Bibi is celebrated collectively, with all Romani people in Serbia gathering at a holy place – usually a tree or cross, bringing a celebratory cake and food, and in some places, gifts for a Bibia (comb, mirror and children's clothes) hang on to a holy tree. On the Day of celebration, after the service in the Orthodox Church, the Roma go on a procession, carrying the cake and candles and shouting: "To the health of Bibi (Auntie)!" (Romani: Bibijako sostipe!). Everyone who celebrates brings cake and fast dishes to serve guests under their native tree, usually pear or walnut tree. Under the tree, the host of the next glory is determined and the slava cake is handed over. It is celebrated with songs and dance, and children receive packets full of sweets.

== Celebration of Bibi in Muslim communities ==
Bibi is well known among Muslim Roma communities in the Balkan, as well as in the wider region. Muslim Roma celebrate it for their holiday Djisatedimi.

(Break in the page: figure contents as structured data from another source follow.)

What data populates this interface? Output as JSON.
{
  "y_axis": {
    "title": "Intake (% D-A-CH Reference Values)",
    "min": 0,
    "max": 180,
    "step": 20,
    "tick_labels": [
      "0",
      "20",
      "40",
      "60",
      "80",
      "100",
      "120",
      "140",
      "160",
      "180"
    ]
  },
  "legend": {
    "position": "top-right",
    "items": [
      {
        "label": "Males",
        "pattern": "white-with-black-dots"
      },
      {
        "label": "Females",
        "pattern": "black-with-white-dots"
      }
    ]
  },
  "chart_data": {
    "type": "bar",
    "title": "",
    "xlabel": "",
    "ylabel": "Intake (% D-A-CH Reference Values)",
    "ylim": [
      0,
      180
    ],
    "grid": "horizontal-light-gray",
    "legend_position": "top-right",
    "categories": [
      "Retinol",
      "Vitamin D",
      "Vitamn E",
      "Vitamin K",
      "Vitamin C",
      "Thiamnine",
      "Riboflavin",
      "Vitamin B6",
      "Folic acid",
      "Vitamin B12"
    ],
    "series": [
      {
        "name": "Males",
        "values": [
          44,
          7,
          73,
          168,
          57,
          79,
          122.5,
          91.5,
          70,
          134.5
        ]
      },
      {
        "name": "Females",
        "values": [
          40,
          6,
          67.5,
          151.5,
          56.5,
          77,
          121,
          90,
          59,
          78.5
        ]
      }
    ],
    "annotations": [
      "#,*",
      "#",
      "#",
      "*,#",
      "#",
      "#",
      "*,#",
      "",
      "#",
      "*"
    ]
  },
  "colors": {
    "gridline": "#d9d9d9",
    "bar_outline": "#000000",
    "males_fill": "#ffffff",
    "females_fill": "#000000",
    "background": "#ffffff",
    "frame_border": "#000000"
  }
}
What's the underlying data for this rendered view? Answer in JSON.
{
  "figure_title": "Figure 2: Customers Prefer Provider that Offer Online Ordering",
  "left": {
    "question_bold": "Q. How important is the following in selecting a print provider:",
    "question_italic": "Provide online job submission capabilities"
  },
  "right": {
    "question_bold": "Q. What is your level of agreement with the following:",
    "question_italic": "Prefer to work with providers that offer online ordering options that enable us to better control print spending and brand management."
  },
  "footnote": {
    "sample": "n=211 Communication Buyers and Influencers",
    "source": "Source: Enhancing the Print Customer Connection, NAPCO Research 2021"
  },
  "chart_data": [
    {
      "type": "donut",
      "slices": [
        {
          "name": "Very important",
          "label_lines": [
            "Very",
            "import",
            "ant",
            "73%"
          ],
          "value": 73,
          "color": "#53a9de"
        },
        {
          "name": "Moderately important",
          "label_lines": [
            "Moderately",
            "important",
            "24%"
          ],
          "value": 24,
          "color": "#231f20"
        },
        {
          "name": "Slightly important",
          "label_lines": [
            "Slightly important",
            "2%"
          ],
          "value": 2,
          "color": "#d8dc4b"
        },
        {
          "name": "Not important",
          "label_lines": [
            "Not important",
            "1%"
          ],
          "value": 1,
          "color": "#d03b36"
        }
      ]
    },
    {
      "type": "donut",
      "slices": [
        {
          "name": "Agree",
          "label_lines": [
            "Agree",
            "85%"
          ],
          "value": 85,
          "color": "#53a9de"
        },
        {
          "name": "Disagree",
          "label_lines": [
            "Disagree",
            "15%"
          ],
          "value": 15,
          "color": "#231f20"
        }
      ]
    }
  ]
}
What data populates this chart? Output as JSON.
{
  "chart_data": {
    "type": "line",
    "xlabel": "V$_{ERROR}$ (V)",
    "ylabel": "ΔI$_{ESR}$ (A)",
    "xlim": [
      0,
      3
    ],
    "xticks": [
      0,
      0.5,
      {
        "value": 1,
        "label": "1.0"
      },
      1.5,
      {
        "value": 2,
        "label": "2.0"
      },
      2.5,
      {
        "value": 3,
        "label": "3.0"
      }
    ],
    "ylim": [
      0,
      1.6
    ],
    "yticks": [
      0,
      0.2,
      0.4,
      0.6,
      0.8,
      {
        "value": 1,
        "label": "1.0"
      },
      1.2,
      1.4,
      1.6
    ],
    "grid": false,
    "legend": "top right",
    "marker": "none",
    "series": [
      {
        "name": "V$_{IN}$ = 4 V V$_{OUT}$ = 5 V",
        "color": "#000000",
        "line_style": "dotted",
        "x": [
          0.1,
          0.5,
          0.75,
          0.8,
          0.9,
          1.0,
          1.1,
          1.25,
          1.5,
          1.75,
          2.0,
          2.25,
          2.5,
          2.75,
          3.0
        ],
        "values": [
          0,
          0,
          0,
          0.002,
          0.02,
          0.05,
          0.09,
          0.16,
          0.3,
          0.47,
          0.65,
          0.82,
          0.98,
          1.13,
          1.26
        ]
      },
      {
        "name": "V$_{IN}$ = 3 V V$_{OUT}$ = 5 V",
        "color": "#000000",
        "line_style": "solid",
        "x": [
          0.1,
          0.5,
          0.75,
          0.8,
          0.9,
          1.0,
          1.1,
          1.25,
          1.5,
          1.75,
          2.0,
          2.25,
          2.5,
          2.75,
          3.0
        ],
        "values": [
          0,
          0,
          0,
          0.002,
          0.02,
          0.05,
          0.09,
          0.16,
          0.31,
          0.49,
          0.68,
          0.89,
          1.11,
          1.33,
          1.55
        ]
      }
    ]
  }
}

Ethnographic literature does not provide reliable information on whether Muslim Roma celebrate Bibijako Djive. According to ethnographer Aleksandar Petrović, Muslim Roma in Kruševac (Serbia) had adopted the Bibijako Djive feast from Christian Roma, and they celebrate it on the same day, but at night. Leading up the holy day, they fast for several days and the celebration starts at sundown. Dragoljub Acković, the author of two monographs on Bibi (2004; 2010), also reports that ethnographic literature does not contain information on the celebration of Bibijako Djive by Muslim Roma. However, in the 2010 monograph Acković references information gathered among Muslim Roma from Prizren, Uroševac or Ferizaj (Kosovo) and Belgrade (the capital of Serbia) which indicates that these Muslim Roman communities celebrated Bibijako Djive for the sake of protecting their children from disease, but that the celebration of the Bibi cult lasts an entire month, from 31 January to 1 March.